Читать книгу Ecosystem Crises Interactions - Merrill Singer - Страница 12
1.1 Connections
ОглавлениеThis book is about connections, often unexpected links in a complex world. It brings together detailed information about seemingly disparate subjects. In the process, the growing air traffic of Miami International Airport is shown to be connected to the city’s low‐lying status in the ocean, to the use of sediment rock in the area’s hydraulic and drinking water filtration systems, and to king and red tides. Elsewhere, the connections are examined between the climate of Earth and human evolution, the peopling of the world, and the historic development of modern society. Also of concern are the multiple ways national and international development under capitalism are entwined with deforestation, coral die‐off, emergent infectious disease, and mounting food insecurity around the world. This list could go on, but the basic point is that a holistic perspective on diverse issues is needed in the investigation of the interaction of contemporary ecological dangers, human behavior, and health.

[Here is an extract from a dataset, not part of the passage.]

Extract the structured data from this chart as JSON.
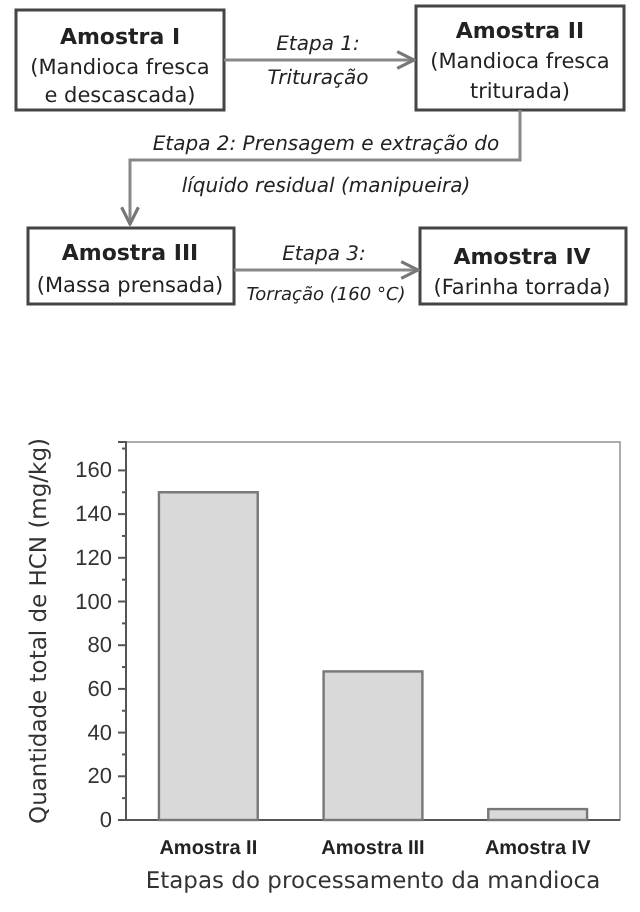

In visiting ecocrises around the globe, from U.S. nuclear waste buried below the melting glaciers of Iceland to the deteriorating asbestos cement used to construct homes in Australia, and many other catastrophes in many places in between, a considerable amount of detail is offered. Why such a thoroughgoing approach to cases and examples? Because, while there are redundancies reflective of the unfortunate fact that in countless ways adverse elements of environmental history repeat themselves, it is by knowing a multitude of events that the patterns and their determinants are brought into sight. In this way, we begin to see the forest through the trees. It is a critical moment for this task, as the logger’s saw, intensifying wildfires, climate change‐induced pest invasions, drought, global warming, and over‐extraction conspire to denude the planet of oxygen‐generating forests, depopulate the oceans, melt the cryosphere, and put human well‐being at risk.